Il donna ensuite une conférence pour les classes de Terminale ES et S et de 1ère ES et S, dans la salle polyvalente du Lycée. La convocation suscita beaucoup d’intérêt de la part des élèves et des professeurs et la salle était comble. 

M.Borrell commença par faire l’historique de l’Union Européenne depuis sa création jusqu’à nos jours. « L’Europe c’est la paix » dit-il avec force « et nous, les européens, nous sommes une espèce en voie d’extinction ». Il appela à se rassembler pour défendre cette Europe contre l’euro scepticisme du Brexit et les autres nationalismes. « L’Europe ne se fait pas à Bruxelles mais dans chaque foyer, parce que les problèmes ne sont pas nationaux mais globaux » dit-il.

« Monsieur Borell nous parla de la chance que nous avons de faire partie de l’Europe » nous dît Isabel Herranz, élève  de Terminale ES. « En comparaison avec d’autres parties du monde, nous pouvons bénéficier d’une vie stable ce qui renforce le bien être des citoyens européens et la croissance économique de la zone. Nous avons appris que l’Europe est le symbole de la paix, après qu’elle ait connu deux guerres atroces qui ont fait un nombre incalculable de victimes et séparer les citoyens du monde. En revanche, maintenant, nous profitons d’un espace dans lequel nous pouvons circuler librement, avec facilité, en pouvant satisfaire nos nécessités vitales : sans avoir faim et en vivant en paix ».

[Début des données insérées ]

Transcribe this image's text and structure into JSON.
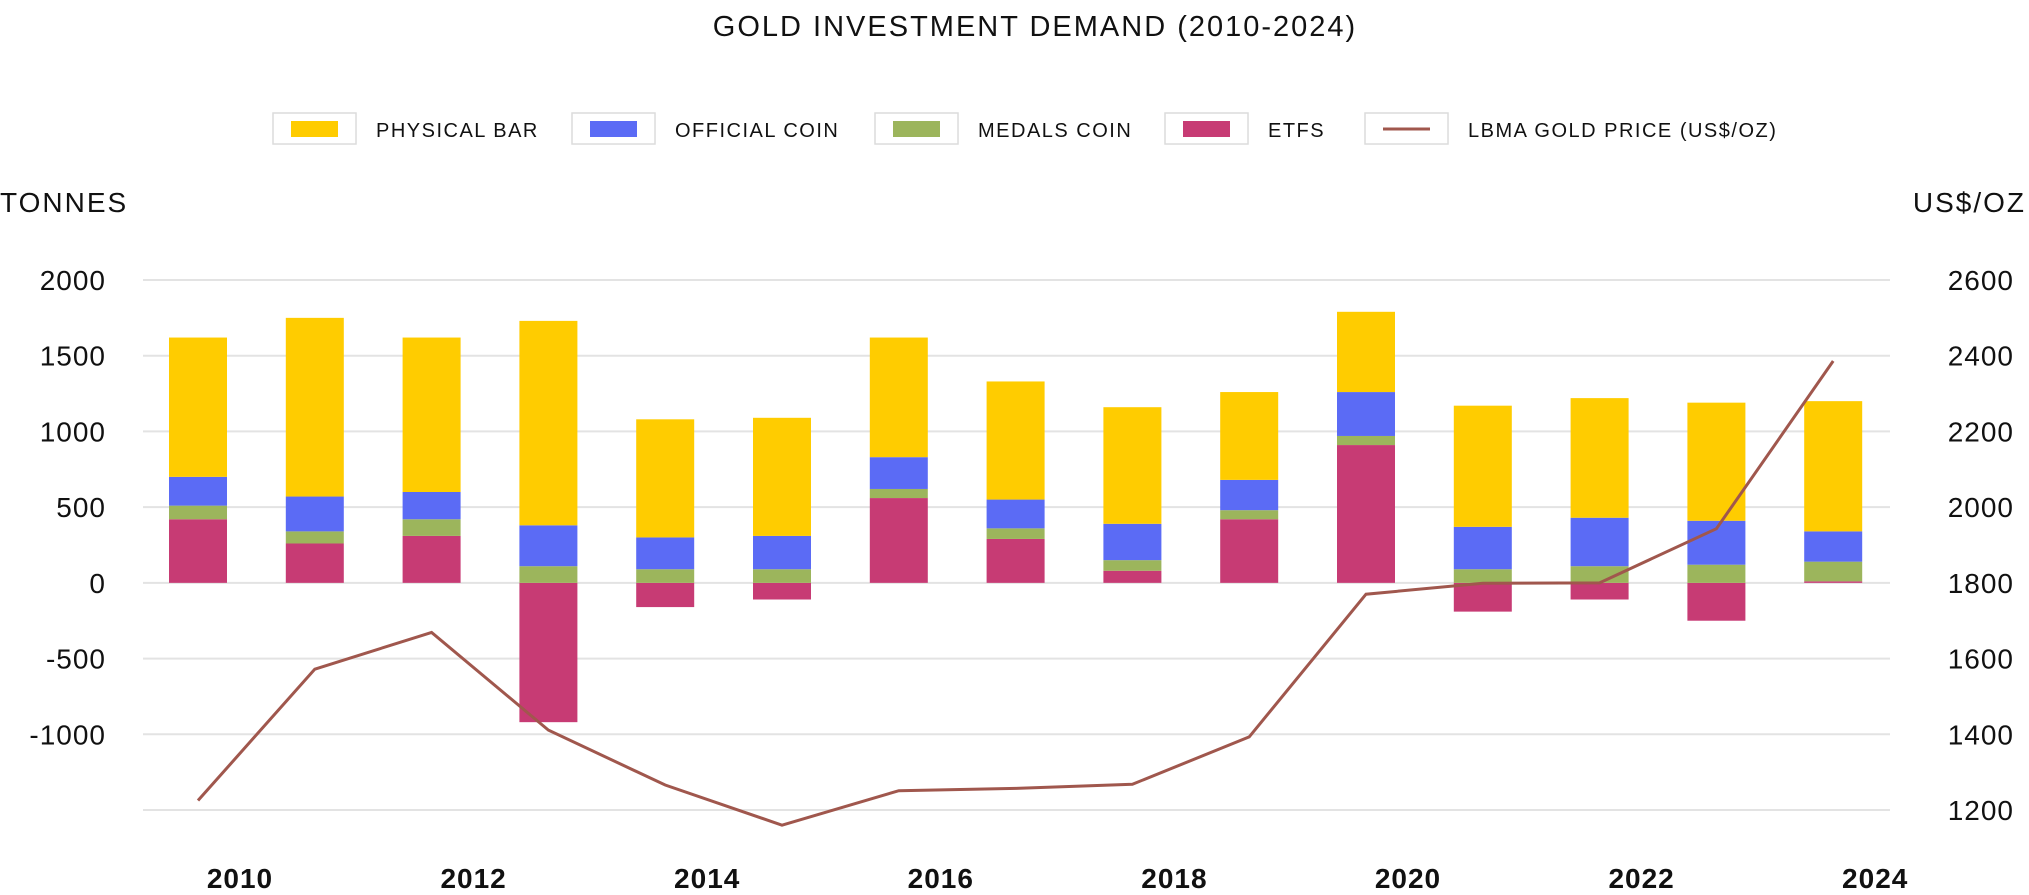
{
  "chart_data": {
    "type": "bar",
    "title": "GOLD INVESTMENT DEMAND (2010-2024)",
    "ylabel_left": "TONNES",
    "ylabel_right": "US$/OZ",
    "x": [
      2010,
      2011,
      2012,
      2013,
      2014,
      2015,
      2016,
      2017,
      2018,
      2019,
      2020,
      2021,
      2022,
      2023,
      2024
    ],
    "x_tick_labels": [
      "2010",
      "2012",
      "2014",
      "2016",
      "2018",
      "2020",
      "2022",
      "2024"
    ],
    "ylim_left": [
      -1500,
      2000
    ],
    "ylim_right": [
      1200,
      2600
    ],
    "left_ticks": [
      "2000",
      "1500",
      "1000",
      "500",
      "0",
      "-500",
      "-1000"
    ],
    "right_ticks": [
      "2600",
      "2400",
      "2200",
      "2000",
      "1800",
      "1600",
      "1400",
      "1200"
    ],
    "grid": true,
    "legend_position": "top",
    "series": [
      {
        "name": "PHYSICAL BAR",
        "kind": "bar",
        "axis": "left",
        "color": "#FFCC00",
        "values": [
          920,
          1180,
          1020,
          1350,
          780,
          780,
          790,
          780,
          770,
          580,
          530,
          800,
          790,
          780,
          860
        ]
      },
      {
        "name": "OFFICIAL COIN",
        "kind": "bar",
        "axis": "left",
        "color": "#5B6BF5",
        "values": [
          190,
          230,
          180,
          270,
          210,
          220,
          210,
          190,
          240,
          200,
          290,
          280,
          320,
          290,
          200
        ]
      },
      {
        "name": "MEDALS COIN",
        "kind": "bar",
        "axis": "left",
        "color": "#9CB55C",
        "values": [
          90,
          80,
          110,
          110,
          90,
          90,
          60,
          70,
          70,
          60,
          60,
          90,
          110,
          120,
          130
        ]
      },
      {
        "name": "ETFS",
        "kind": "bar",
        "axis": "left",
        "color": "#C73B74",
        "values": [
          420,
          260,
          310,
          -920,
          -160,
          -110,
          560,
          290,
          80,
          420,
          910,
          -190,
          -110,
          -250,
          10
        ]
      },
      {
        "name": "LBMA GOLD PRICE (US$/OZ)",
        "kind": "line",
        "axis": "right",
        "color": "#A0574D",
        "values": [
          1225,
          1572,
          1669,
          1411,
          1266,
          1160,
          1251,
          1257,
          1268,
          1393,
          1770,
          1799,
          1800,
          1943,
          2386
        ]
      }
    ]
  }
}
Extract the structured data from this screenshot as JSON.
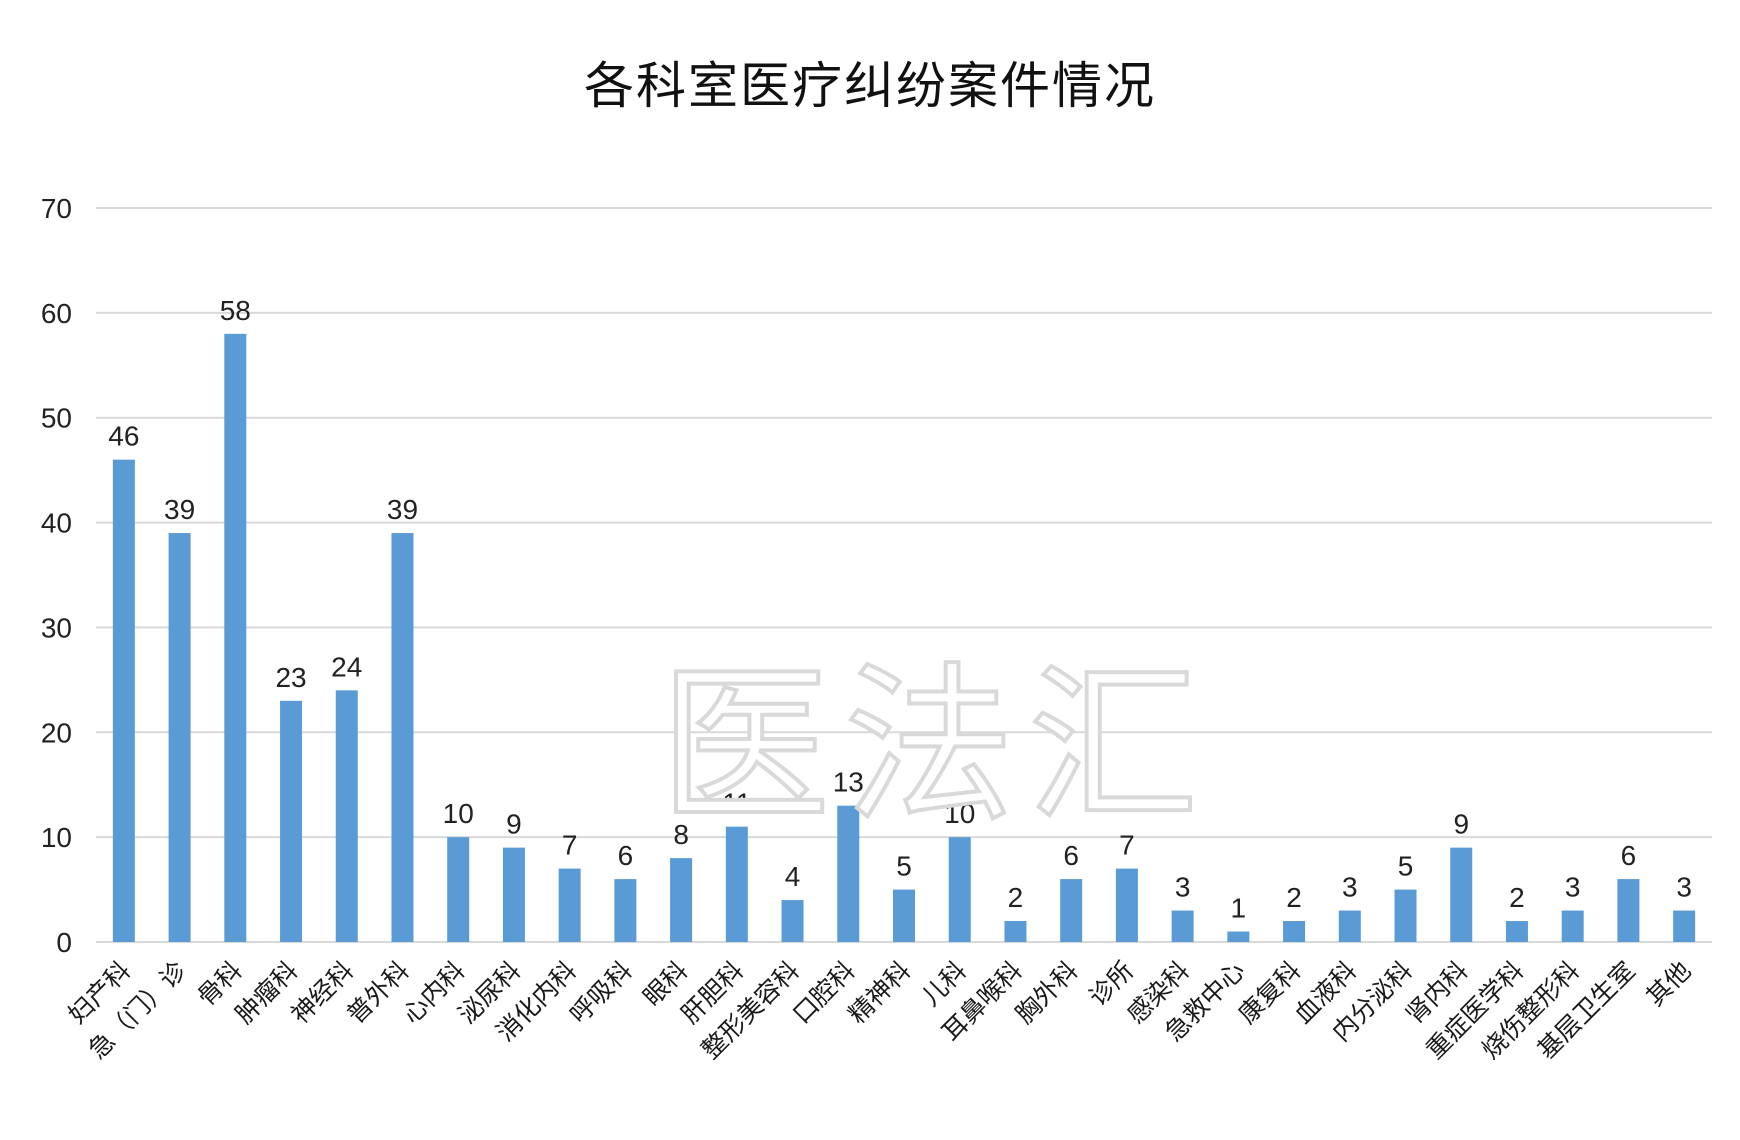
{
  "chart_data": {
    "type": "bar",
    "title": "各科室医疗纠纷案件情况",
    "ylim": [
      0,
      70
    ],
    "y_ticks": [
      0,
      10,
      20,
      30,
      40,
      50,
      60,
      70
    ],
    "grid": true,
    "categories": [
      "妇产科",
      "急（门）诊",
      "骨科",
      "肿瘤科",
      "神经科",
      "普外科",
      "心内科",
      "泌尿科",
      "消化内科",
      "呼吸科",
      "眼科",
      "肝胆科",
      "整形美容科",
      "口腔科",
      "精神科",
      "儿科",
      "耳鼻喉科",
      "胸外科",
      "诊所",
      "感染科",
      "急救中心",
      "康复科",
      "血液科",
      "内分泌科",
      "肾内科",
      "重症医学科",
      "烧伤整形科",
      "基层卫生室",
      "其他"
    ],
    "values": [
      46,
      39,
      58,
      23,
      24,
      39,
      10,
      9,
      7,
      6,
      8,
      11,
      4,
      13,
      5,
      10,
      2,
      6,
      7,
      3,
      1,
      2,
      3,
      5,
      9,
      2,
      3,
      6,
      3
    ],
    "bar_color": "#5b9bd5"
  },
  "watermark": "医法汇"
}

Les élèves posèrent beaucoup de questions bien qu’il n’y eut pas assez de temps pour que tous puissent s’exprimer. Avec humilité et honnêteté l’homme politique déclara : « je n’ai pas toutes les réponses » lorsqu’on l’interrogea sur la solution à apporter au manque d’unité entre les pays européens.  Des idées intéressantes ont été lancées : Borrell proposa une assurance chômage européenne et dit « si les allemands devaient payer le chômage des grecs, ils se préoccuperaient un peu plus de l’économie de ce pays ». Un lycéen demanda si ce ne serait pas une bonne idée de créer un système éducatif européen, en prenant le meilleur dans chaque pays. Une idée qui plut à M.Borell qui pense que « La France est la France par son école laïque et obligatoire ».

Avant d’abandonner la salle, le conférencier recommanda aux élèves la lecture du  « Manifeste de Ventotene », du politique italien  Altiero Spinelli, un des pères fondateurs de l’Union Européenne et principal responsable de la proposition de création du parlement. Il les encouragea à voir des films pour bien connaître l’histoire de l’Europe, à visiter les cimetières des guerres et à garder les yeux bien ouverts. A un moment, dont tous se rappelleront, il s’est dirigé vers sa petite fille qui est élève du Lycée et était présente et lui dit : « s’il te plaît, Candela, dis à ces jeunes qu’ils réagissent pour que, lorsque tu arrives à leur âge, nous ayons encore une Europe Unie ». 

Un grand merci à Monsieur Borrell pour nous avoir consacré du temps.